Feuerwehreinsatz am AKW Brunsbüttel wegen Rauchentwicklung

Nur einen Tag nach dem Schwelbrand im momentan abgeschalteten Kernkraftwerk Krümmel hat es auch im derzeit ebenfalls stillgelegten Kernkraftwerk Brunsbüttel einen Zwischenfall gegeben. Laut Vattenfall musste die Werksfeuerwehr am Dienstagmorgen zu einem kurzen Einsatz ausrücken.

Netzausbau Ökostrom© Gina Sanders / Fotolia.com

Hamburg (ddp/sm) - Laut Vattenfall war an einem Gerüstzelt ein Halogenscheinwerfer umgestürzt und hatte dabei zwei Holzbretter des Gerüsts erhitzt, so dass Rauch entstand. Ein Mitarbeiter der Kraftwerkswache hatte dem Unternehmen zufolge den Rauch bemerkt und Alarm ausgelöst. Die Werksfeuerwehr habe nach wenigen Minuten Entwarnung geben können. Nach dem ersten Eindruck seien nur die beiden Holzbretter und die Zeltplane beschädigt worden.

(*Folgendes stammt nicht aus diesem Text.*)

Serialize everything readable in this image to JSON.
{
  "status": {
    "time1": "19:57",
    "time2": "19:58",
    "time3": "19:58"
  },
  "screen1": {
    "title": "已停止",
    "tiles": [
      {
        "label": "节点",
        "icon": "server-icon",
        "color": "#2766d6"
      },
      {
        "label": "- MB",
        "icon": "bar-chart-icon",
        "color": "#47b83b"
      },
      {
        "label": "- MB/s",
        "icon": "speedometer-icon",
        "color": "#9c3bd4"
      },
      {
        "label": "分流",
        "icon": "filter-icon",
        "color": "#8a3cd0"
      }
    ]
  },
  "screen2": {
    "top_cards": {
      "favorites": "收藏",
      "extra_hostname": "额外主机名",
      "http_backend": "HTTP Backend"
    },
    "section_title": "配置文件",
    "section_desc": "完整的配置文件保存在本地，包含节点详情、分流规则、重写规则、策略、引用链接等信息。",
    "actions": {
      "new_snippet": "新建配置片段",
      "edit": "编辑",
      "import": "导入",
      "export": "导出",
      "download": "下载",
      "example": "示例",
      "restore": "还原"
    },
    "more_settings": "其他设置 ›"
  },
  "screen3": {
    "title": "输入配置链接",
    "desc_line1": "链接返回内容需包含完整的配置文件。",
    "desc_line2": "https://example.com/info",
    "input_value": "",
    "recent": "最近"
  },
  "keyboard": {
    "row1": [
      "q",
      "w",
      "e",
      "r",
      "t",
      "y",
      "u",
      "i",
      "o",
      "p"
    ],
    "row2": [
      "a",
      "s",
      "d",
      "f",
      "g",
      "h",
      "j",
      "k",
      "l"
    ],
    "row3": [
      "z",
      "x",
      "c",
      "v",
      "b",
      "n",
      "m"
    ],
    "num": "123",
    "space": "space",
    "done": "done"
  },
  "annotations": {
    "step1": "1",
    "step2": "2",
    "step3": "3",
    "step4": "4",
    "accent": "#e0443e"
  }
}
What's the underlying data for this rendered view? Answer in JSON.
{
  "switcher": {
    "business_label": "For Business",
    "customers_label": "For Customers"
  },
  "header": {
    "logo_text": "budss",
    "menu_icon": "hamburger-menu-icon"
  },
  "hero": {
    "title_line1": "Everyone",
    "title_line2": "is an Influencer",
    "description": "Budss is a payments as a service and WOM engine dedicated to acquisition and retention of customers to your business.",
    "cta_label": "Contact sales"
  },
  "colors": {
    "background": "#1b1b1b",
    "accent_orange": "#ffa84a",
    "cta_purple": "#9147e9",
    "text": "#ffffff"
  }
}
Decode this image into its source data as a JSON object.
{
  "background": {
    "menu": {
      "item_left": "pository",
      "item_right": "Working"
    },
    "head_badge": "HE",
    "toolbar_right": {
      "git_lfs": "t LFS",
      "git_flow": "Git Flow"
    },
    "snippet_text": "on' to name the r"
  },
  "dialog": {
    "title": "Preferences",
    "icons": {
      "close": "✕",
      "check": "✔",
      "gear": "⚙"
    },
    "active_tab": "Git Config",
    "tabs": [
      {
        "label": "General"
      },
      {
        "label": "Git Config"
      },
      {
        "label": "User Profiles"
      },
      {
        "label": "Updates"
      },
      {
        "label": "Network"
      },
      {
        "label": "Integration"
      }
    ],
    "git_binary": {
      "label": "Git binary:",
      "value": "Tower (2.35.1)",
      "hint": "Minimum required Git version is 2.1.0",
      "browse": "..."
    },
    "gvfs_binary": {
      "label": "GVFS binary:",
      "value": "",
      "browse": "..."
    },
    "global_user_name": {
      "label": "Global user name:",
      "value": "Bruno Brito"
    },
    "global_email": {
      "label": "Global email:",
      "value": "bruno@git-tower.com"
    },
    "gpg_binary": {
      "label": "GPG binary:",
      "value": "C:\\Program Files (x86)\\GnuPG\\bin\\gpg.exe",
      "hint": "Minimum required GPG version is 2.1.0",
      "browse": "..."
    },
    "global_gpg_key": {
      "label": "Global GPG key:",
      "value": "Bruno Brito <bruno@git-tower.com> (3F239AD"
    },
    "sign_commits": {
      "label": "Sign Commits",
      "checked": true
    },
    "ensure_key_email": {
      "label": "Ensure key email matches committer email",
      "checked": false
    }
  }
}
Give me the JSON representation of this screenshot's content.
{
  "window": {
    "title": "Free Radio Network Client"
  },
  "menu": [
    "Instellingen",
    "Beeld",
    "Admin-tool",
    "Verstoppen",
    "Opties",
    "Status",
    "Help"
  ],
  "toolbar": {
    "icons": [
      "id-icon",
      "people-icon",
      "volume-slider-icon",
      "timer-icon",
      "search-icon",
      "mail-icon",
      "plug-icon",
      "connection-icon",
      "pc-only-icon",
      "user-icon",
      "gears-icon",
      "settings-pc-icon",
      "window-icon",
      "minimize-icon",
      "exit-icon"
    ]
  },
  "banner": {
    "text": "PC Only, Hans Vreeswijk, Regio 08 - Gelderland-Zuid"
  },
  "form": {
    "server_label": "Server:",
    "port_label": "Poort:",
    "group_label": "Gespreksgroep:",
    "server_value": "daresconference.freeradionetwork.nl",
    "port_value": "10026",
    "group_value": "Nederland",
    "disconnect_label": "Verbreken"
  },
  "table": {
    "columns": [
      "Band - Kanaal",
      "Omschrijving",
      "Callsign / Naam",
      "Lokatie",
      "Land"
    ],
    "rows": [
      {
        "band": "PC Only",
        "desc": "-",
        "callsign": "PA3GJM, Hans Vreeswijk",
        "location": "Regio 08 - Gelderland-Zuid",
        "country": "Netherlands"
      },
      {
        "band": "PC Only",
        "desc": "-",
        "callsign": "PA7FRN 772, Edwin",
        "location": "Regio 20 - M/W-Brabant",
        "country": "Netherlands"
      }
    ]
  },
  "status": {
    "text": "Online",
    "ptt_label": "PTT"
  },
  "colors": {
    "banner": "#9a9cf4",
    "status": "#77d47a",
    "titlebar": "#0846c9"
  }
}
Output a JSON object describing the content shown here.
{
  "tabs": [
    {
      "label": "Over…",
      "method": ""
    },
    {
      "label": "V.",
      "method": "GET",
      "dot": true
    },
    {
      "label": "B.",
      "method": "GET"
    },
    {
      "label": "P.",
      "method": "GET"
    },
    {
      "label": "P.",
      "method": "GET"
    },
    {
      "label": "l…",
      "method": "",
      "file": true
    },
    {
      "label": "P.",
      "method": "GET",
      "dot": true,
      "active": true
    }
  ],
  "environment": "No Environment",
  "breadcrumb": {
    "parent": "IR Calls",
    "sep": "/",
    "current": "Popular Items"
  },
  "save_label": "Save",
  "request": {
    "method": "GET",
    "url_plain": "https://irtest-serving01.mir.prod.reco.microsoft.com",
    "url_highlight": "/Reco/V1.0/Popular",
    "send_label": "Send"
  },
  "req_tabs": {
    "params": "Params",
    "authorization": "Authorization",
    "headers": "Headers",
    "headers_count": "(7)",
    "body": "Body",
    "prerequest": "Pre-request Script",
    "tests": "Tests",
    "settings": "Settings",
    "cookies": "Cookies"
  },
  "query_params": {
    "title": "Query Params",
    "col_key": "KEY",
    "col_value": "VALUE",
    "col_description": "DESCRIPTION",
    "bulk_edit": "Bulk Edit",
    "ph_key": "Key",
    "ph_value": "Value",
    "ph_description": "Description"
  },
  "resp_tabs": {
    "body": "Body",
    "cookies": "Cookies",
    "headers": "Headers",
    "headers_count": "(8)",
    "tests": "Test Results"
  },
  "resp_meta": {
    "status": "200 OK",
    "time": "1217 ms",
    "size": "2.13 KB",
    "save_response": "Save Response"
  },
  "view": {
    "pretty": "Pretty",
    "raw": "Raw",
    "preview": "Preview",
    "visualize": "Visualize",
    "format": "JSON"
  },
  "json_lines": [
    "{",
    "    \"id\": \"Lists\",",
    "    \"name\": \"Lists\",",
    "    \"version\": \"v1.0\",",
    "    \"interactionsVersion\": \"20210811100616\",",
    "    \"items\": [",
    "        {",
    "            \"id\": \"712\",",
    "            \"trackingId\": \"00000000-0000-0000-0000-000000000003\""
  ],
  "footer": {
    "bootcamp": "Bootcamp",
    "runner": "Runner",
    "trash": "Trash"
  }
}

Am Montagmorgen war es am Filter einer Lüftungsanlage im Reaktorgebäude des Kernkraftwerks Brunsbüttel zu einem Schwelbrand gekommen. Der Brand wurde durch die Werksfeuerwehr gelöscht. Die Brandursache wird weiter untersucht. Der Schwelbrand war im Messraum des Abluftkamins an einer Filtermatte der Zuluftanlage entstanden. Der Brand wurde gegen 8.00 Uhr festgestellt. Laut Vattenfall wurde bei dem Brand niemand verletzt, auch seien keine radioaktiven Stoffe freigesetzt worden.